A graph of SPDY usage vs time to first paint

HTTP/2 performance revisited

Deploying HTTP/2 support to the Wikimedia CDN significantly changed how browsers negotiate and transfer data during the page load process. We found regressions in performance during the transition and are sharing the lessons we learned.

By Timo Tijhof

Hello, HTTP/2!

In 2016, the Wikimedia Foundation deployed HTTP/2 (or “H2”) support to our CDN. At the time, we used Nginx- for TLS termination and two layers of Varnish for caching. We anticipated a possible speed-up as part of the transition, and also identified opportunities to leverage H2 in our architecture.

The HTTP/2 protocol was standardized through the IETF, with Google Chrome shipping support for the experimental SPDY protocol ahead of the standard. Brandon Black (SRE Traffic) led the deployment and had to make a choice between SPDY and H2. We launched with SPDY in 2015, as H2 support was still lacking in many browsers, and Nginx did not support having both.
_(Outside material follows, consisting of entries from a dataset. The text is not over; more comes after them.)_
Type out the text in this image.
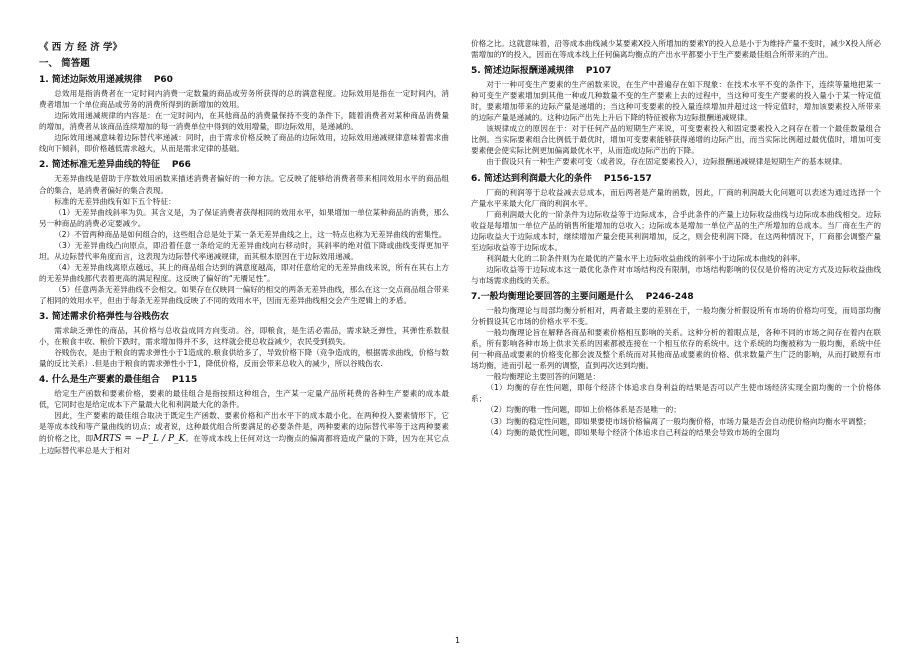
《 西 方 经 济 学》
一、 简答题
1. 简述边际效用递减规律 P60

总效用是指消费者在一定时间内消费一定数量的商品或劳务所获得的总的满意程度。边际效用是指在一定时间内，消费者增加一个单位商品或劳务的消费所得到的新增加的效用。

边际效用递减规律的内容是：在一定时间内，在其他商品的消费量保持不变的条件下，随着消费者对某种商品消费量的增加，消费者从该商品连续增加的每一消费单位中得到的效用增量，即边际效用，是递减的。

边际效用递减意味着边际替代率递减：同时，由于需求价格反映了商品的边际效用，边际效用递减规律意味着需求曲线向下倾斜，即价格越低需求越大，从而是需求定律的基础。

2. 简述标准无差异曲线的特征 P66

无差异曲线是借助于序数效用函数来描述消费者偏好的一种方法。它反映了能够给消费者带来相同效用水平的商品组合的集合，是消费者偏好的集合表现。

标准的无差异曲线有如下五个特征：

（1）无差异曲线斜率为负。其含义是，为了保证消费者获得相同的效用水平，如果增加一单位某种商品的消费，那么另一种商品的消费必定要减少。

（2）不管两种商品是如何组合的，这些组合总是处于某一条无差异曲线之上，这一特点也称为无差异曲线的密集性。

（3）无差异曲线凸向原点，即沿着任意一条给定的无差异曲线向右移动时，其斜率的绝对值下降或曲线变得更加平坦。从边际替代率角度而言，这表现为边际替代率递减规律，而其根本原因在于边际效用递减。

（4）无差异曲线离原点越远，其上的商品组合达到的满意度越高，即对任意给定的无差异曲线来说，所有在其右上方的无差异曲线都代表着更高的满足程度。这反映了偏好的“无餍足性”。

（5）任意两条无差异曲线不会相交。如果存在仅映同一偏好的相交的两条无差异曲线，那么在这一交点商品组合带来了相同的效用水平，但由于每条无差异曲线反映了不同的效用水平，因而无差异曲线相交会产生逻辑上的矛盾。

3. 简述需求价格弹性与谷贱伤农

需求缺乏弹性的商品，其价格与总收益成同方向变动。谷，即粮食，是生活必需品，需求缺乏弹性，其弹性系数很小，在粮食丰收、粮价下跌时，需求增加得并不多，这样就会使总收益减少，农民受到损失。

谷贱伤农，是由于粮食的需求弹性小于1造成的.粮食供给多了，导致价格下降（竞争造成的，根据需求曲线，价格与数量的反比关系）.但是由于粮食的需求弹性小于1，降低价格，反而会带来总收入的减少，所以谷贱伤农.

4. 什么是生产要素的最佳组合 P115

给定生产函数和要素价格，要素的最佳组合是指按照这种组合，生产某一定量产品所耗费的各种生产要素的成本最低，它同时也是给定成本下产量最大化和利润最大化的条件。

因此，生产要素的最佳组合取决于既定生产函数、要素价格和产出水平下的成本最小化。在两种投入要素情形下，它是等成本线和等产量曲线的切点；或者说，这种最优组合所要满足的必要条件是，两种要素的边际替代率等于这两种要素的价格之比，即MRTS = −P_L / P_K。在等成本线上任何对这一均衡点的偏离都将造成产量的下降，因为在其它点上边际替代率总是大于相对

价格之比。这就意味着，沿等成本曲线减少某要素X投入所增加的要素Y的投入总是小于为维持产量不变时，减少X投入所必需增加的Y的投入，因而在等成本线上任何偏离均衡点的产出水平都要小于生产要素最佳组合所带来的产出。

5. 简述边际报酬递减规律 P107

对于一种可变生产要素的生产函数来说，在生产中普遍存在如下现象：在技术水平不变的条件下，连续等量地把某一种可变生产要素增加到其他一种或几种数量不变的生产要素上去的过程中，当这种可变生产要素的投入量小于某一特定值时，要素增加带来的边际产量是递增的；当这种可变要素的投入量连续增加并超过这一特定值时，增加该要素投入所带来的边际产量是递减的。这种边际产出先上升后下降的特征被称为边际报酬递减规律。

该规律成立的原因在于：对于任何产品的短期生产来说，可变要素投入和固定要素投入之间存在着一个最佳数量组合比例。当实际要素组合比例低于最优时，增加可变要素能够获得递增的边际产出，而当实际比例超过最优值时，增加可变要素便会使实际比例更加偏离最优水平，从而造成边际产出的下降。

由于假设只有一种生产要素可变（或者说，存在固定要素投入），边际报酬递减规律是短期生产的基本规律。

6. 简述达到利润最大化的条件 P156-157

厂商的利润等于总收益减去总成本，而后两者是产量的函数，因此，厂商的利润最大化问题可以表述为通过选择一个产量水平来最大化厂商的利润水平。

厂商利润最大化的一阶条件为边际收益等于边际成本，合乎此条件的产量上边际收益曲线与边际成本曲线相交。边际收益是每增加一单位产品的销售所能增加的总收入；边际成本是增加一单位产品的生产所增加的总成本。当厂商在生产的边际收益大于边际成本时，继续增加产量会使其利润增加，反之，则会使利润下降。在这两种情况下，厂商都会调整产量至边际收益等于边际成本。

利润最大化的二阶条件则为在最优的产量水平上边际收益曲线的斜率小于边际成本曲线的斜率。

边际收益等于边际成本这一最优化条件对市场结构没有限制，市场结构影响的仅仅是价格的决定方式及边际收益曲线与市场需求曲线的关系。

7.一般均衡理论要回答的主要问题是什么 P246-248

一般均衡理论与局部均衡分析相对，两者最主要的差别在于，一般均衡分析假设所有市场的价格均可变，而局部均衡分析假设其它市场的价格水平不变。

一般均衡理论旨在解释各商品和要素价格相互影响的关系。这种分析的着眼点是，各种不同的市场之间存在着内在联系，所有影响各种市场上供求关系的因素都被连接在一个相互依存的系统中。这个系统的均衡被称为一般均衡，系统中任何一种商品或要素的价格变化都会波及整个系统而对其他商品或要素的价格、供求数量产生广泛的影响，从而打破原有市场均衡，进而引起一系列的调整，直到再次达到均衡。

一般均衡理论主要回答的问题是：

（1）均衡的存在性问题，即每个经济个体追求自身利益的结果是否可以产生使市场经济实现全面均衡的一个价格体系；

（2）均衡的唯一性问题，即如上价格体系是否是唯一的；

（3）均衡的稳定性问题，即如果要使市场价格偏离了一般均衡价格，市场力量是否会自动使价格向均衡水平调整；

（4）均衡的最优性问题，即如果每个经济个体追求自己利益的结果会导致市场的全面均

1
By May 2016, browser support had picked up and we switched to H2.

Goodbye domain sharding?

You can benefit more from HTTP/2 through domain consolidation. The following improvements were achieved by effectively undoing domain sharding:

  • Faster delivery of static CSS/JS assets. We changed ResourceLoader to no longer use a dedicated cookieless domain (“bits.wikimedia.org”), and folded our asset entrypoint back into the MediaWiki platform for faster requests local to a given wiki domain name (T107430).
  • Speed up mobile page loads, specifically mobile-device “m-dot” redirects. We consolidated the canonical and mobile domains behind the scenes, through DNS. This allows the browser to reuse and carry the same HTTP/2 connection over a cross-domain redirect (T124482).
  • Faster Geo service and faster localized fundraising banner rendering. The Geo service was moved from geiplookup.wikimedia.org to /geoiplookup on each wiki. The service was later removed entirely, in favor of an even faster zero-roundtrip solution (0-RTT): An edge-injected cookie within the Wikimedia CDN (T100902, patch). This transfers the information directly alongside the pageview without the delay of a JavaScript payload requesting it after the fact.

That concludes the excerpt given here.